Biden emphasizes COVID, immigration in the first calls with foreign leaders

President Joe Biden emphasized American cooperation in the coronavirus pandemic, climate change and immigration in his first phone calls to Mexican and Canadian leaders.

In phone calls on Friday with Canadian Prime Minister Justin Trudeau and Mexican President Andres Manuel Lopez Obrador, Biden pledged to strengthen regional cooperation, according to reports.

In the phone call with Trudeau, the first foreign leader to speak with the new president, the two leaders “discussed the collaboration on vaccines and recognized that the efforts of the two countries are strengthened by the existing exchange of medical personnel and the flow of essential medical supplies”, according to Canadian reports.

Although Trudeau hailed Biden’s presidency as a “new era” for relations between countries, he complained that Biden destroyed a pipeline linking the two countries on his first day in office.
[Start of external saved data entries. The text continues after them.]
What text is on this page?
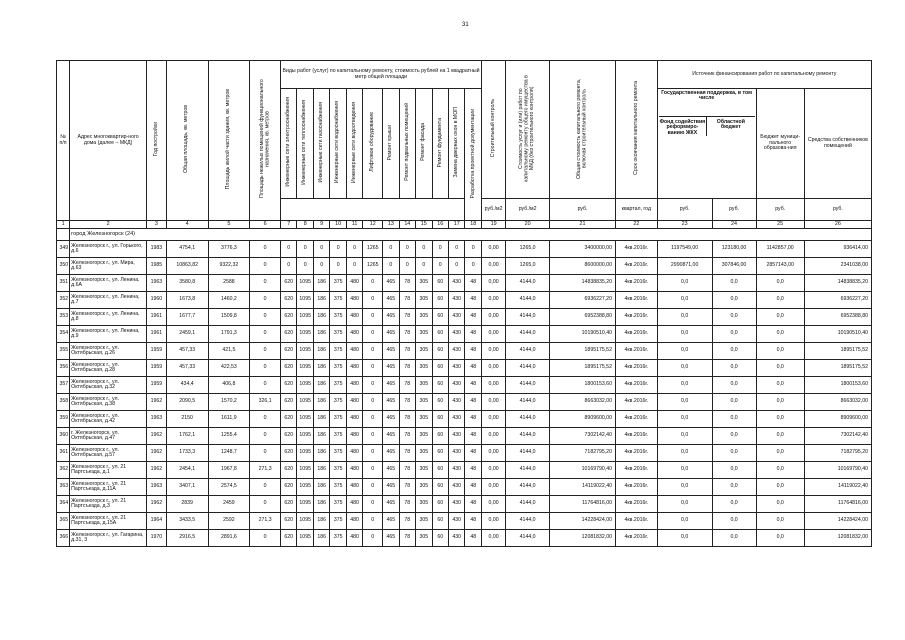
31
№ п/п	Адрес многоквартир-ного дома (далее – МКД)	Год постройки	Общая площадь, кв. метров	Площадь жилой части здания, кв. метров	Площадь нежилых помещений функционального назначения, кв. метров	Виды работ (услуг) по капитальному ремонту, стоимость рублей на 1 квадратный метр общей площади												Строительный контроль	Стоимость услуг и (или) работ по капитальному ремонту общего имущества в МКД (без строительного контроля)	Общая стоимость капитального ремонта, включая строительный контроль	Срок окончания капитального ремонта	Источник финансирования работ по капитальному ремонту			
						Инженерные сети электроснабжения	Инженерные сети теплоснабжения	Инженерные сети газоснабжения	Инженерные сети водоснабжения	Инженерные сети водоотведения	Лифтовое оборудование	Ремонт крыши	Ремонт подвальных помещений	Ремонт фасада	Ремонт фундамента	Замена дверных окон в МОП	Разработка проектной документации					Государственная поддержка, в том числе
Фонд содействия реформиро-ванию ЖКХ
Областной бюджет		Бюджет муници-пального образова-ния	Средства собственников помещений
																		руб./м2	руб./м2	руб.	квартал, год	руб.	руб.	руб.	руб.
1	2	3	4	5	6	7	8	9	10	11	12	13	14	15	16	17	18	19	20	21	22	23	24	25	26
	город Железногорск (24)																								
349	Железногорск г., ул. Горького, д.6	1983	4754,1	3776,3	0	0	0	0	0	0	1265	0	0	0	0	0	0	0,00	1265,0	3400000,00	4кв.2016г.	1197549,00	123180,00	1142857,00	936414,00
350	Железногорск г., ул. Мира, д.63	1985	10863,82	9322,32	0	0	0	0	0	0	1265	0	0	0	0	0	0	0,00	1265,0	8600000,00	4кв.2016г.	2990871,00	307846,00	2857143,00	2341038,00
351	Железногорск г., ул. Ленина, д.6А	1963	3580,8	2588	0	620	1095	186	375	480	0	465	78	305	60	430	48	0,00	4144,0	14838835,20	4кв.2016г.	0,0	0,0	0,0	14838835,20
352	Железногорск г., ул. Ленина, д.7	1960	1673,8	1460,2	0	620	1095	186	375	480	0	465	78	305	60	430	48	0,00	4144,0	6936227,20	4кв.2016г.	0,0	0,0	0,0	6936227,20
353	Железногорск г., ул. Ленина, д.8	1961	1677,7	1509,8	0	620	1095	186	375	480	0	465	78	305	60	430	48	0,00	4144,0	6952388,80	4кв.2016г.	0,0	0,0	0,0	6952388,80
354	Железногорск г., ул. Ленина, д.9	1961	2459,1	1791,3	0	620	1095	186	375	480	0	465	78	305	60	430	48	0,00	4144,0	10190510,40	4кв.2016г.	0,0	0,0	0,0	10190510,40
355	Железногорск г., ул. Октябрьская, д.26	1959	457,33	421,5	0	620	1095	186	375	480	0	465	78	305	60	430	48	0,00	4144,0	1895175,52	4кв.2016г.	0,0	0,0	0,0	1895175,52
356	Железногорск г., ул. Октябрьская, д.28	1959	457,33	422,53	0	620	1095	186	375	480	0	465	78	305	60	430	48	0,00	4144,0	1895175,52	4кв.2016г.	0,0	0,0	0,0	1895175,52
357	Железногорск г., ул. Октябрьская, д.32	1959	434,4	406,8	0	620	1095	186	375	480	0	465	78	305	60	430	48	0,00	4144,0	1800153,60	4кв.2016г.	0,0	0,0	0,0	1800153,60
358	Железногорск г., ул. Октябрьская, д.38	1962	2090,5	1570,2	326,1	620	1095	186	375	480	0	465	78	305	60	430	48	0,00	4144,0	8663032,00	4кв.2016г.	0,0	0,0	0,0	8663032,00
359	Железногорск г., ул. Октябрьская, д.42	1963	2150	1611,9	0	620	1095	186	375	480	0	465	78	305	60	430	48	0,00	4144,0	8909600,00	4кв.2016г.	0,0	0,0	0,0	8909600,00
360	г. Железногорск, ул. Октябрьская, д.47	1962	1762,1	1255,4	0	620	1095	186	375	480	0	465	78	305	60	430	48	0,00	4144,0	7302142,40	4кв.2016г.	0,0	0,0	0,0	7302142,40
361	Железногорск г., ул. Октябрьская, д.57	1962	1733,3	1248,7	0	620	1095	186	375	480	0	465	78	305	60	430	48	0,00	4144,0	7182795,20	4кв.2016г.	0,0	0,0	0,0	7182795,20
362	Железногорск г., ул. 21 Партсъезда, д.1	1962	2454,1	1967,8	271,3	620	1095	186	375	480	0	465	78	305	60	430	48	0,00	4144,0	10169790,40	4кв.2016г.	0,0	0,0	0,0	10169790,40
363	Железногорск г., ул. 21 Партсъезда, д.11А	1963	3407,1	2574,5	0	620	1095	186	375	480	0	465	78	305	60	430	48	0,00	4144,0	14119022,40	4кв.2016г.	0,0	0,0	0,0	14119022,40
364	Железногорск г., ул. 21 Партсъезда, д.3	1962	2839	2459	0	620	1095	186	375	480	0	465	78	305	60	430	48	0,00	4144,0	11764816,00	4кв.2016г.	0,0	0,0	0,0	11764816,00
365	Железногорск г., ул. 21 Партсъезда, д.15А	1964	3433,5	2592	271,3	620	1095	186	375	480	0	465	78	305	60	430	48	0,00	4144,0	14228424,00	4кв.2016г.	0,0	0,0	0,0	14228424,00
366	Железногорск г., ул. Гагарина, д.31, 3	1970	2916,5	2891,6	0	620	1095	186	375	480	0	465	78	305	60	430	48	0,00	4144,0	12081832,00	4кв.2016г.	0,0	0,0	0,0	12081832,00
According to a White House statement, Biden acknowledged “Trudeau’s disappointment in the decision to terminate the license for the Keystone XL pipeline.”

In a conversation with Lopez Obrador, the Mexican president spoke about the contribution of Mexican migrants in the United States and said that the best way to manage migration is to create economic development in the impoverished regions from which migrants leave, according to a note from the Ministry of Foreign Affairs of Mexico .
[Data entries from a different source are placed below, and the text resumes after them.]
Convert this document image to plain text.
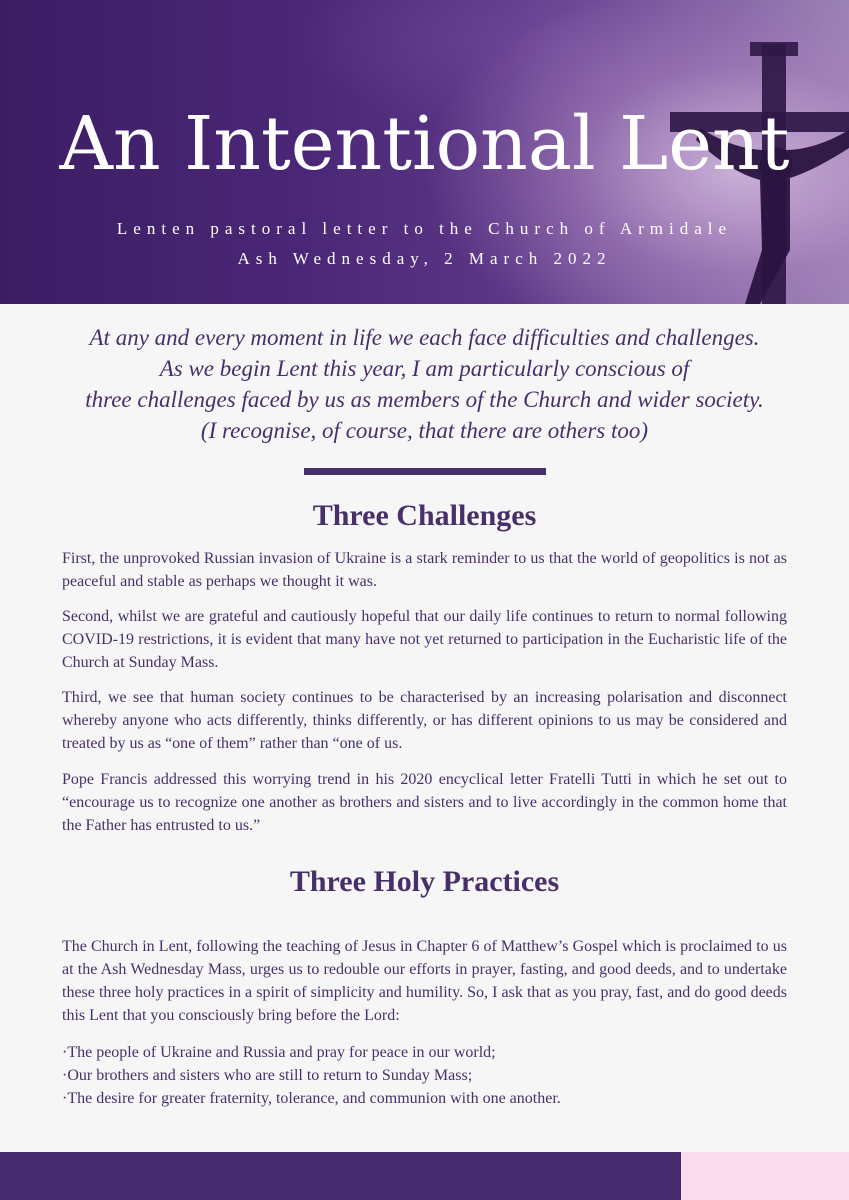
An Intentional Lent

Lenten pastoral letter to the Church of Armidale

Ash Wednesday, 2 March 2022

At any and every moment in life we each face difficulties and challenges.
As we begin Lent this year, I am particularly conscious of
three challenges faced by us as members of the Church and wider society.
(I recognise, of course, that there are others too)
Three Challenges

First, the unprovoked Russian invasion of Ukraine is a stark reminder to us that the world of geopolitics is not as peaceful and stable as perhaps we thought it was.

Second, whilst we are grateful and cautiously hopeful that our daily life continues to return to normal following COVID-19 restrictions, it is evident that many have not yet returned to participation in the Eucharistic life of the Church at Sunday Mass.

Third, we see that human society continues to be characterised by an increasing polarisation and disconnect whereby anyone who acts differently, thinks differently, or has different opinions to us may be considered and treated by us as “one of them” rather than “one of us.

Pope Francis addressed this worrying trend in his 2020 encyclical letter Fratelli Tutti in which he set out to “encourage us to recognize one another as brothers and sisters and to live accordingly in the common home that the Father has entrusted to us.”

Three Holy Practices

The Church in Lent, following the teaching of Jesus in Chapter 6 of Matthew’s Gospel which is proclaimed to us at the Ash Wednesday Mass, urges us to redouble our efforts in prayer, fasting, and good deeds, and to undertake these three holy practices in a spirit of simplicity and humility. So, I ask that as you pray, fast, and do good deeds this Lent that you consciously bring before the Lord:

·The people of Ukraine and Russia and pray for peace in our world;
·Our brothers and sisters who are still to return to Sunday Mass;
·The desire for greater fraternity, tolerance, and communion with one another.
Canadian Prime Minister Justin Trudeau speaks on the phone to President Joe Biden on January 22, 2021.
Canadian Prime Minister Justin Trudeau speaks on the phone to President Joe Biden on January 22, 2021.
Adam Scotti / Prime Minister’s Office / Brochure via Reuters

The call comes at a time of tension with the US federal investigation into former Mexican Defense Minister Salvador Cienfuegos, which ended in November. US prosecutors claimed that Cienfuegos was the head of the H-2 drug cartel.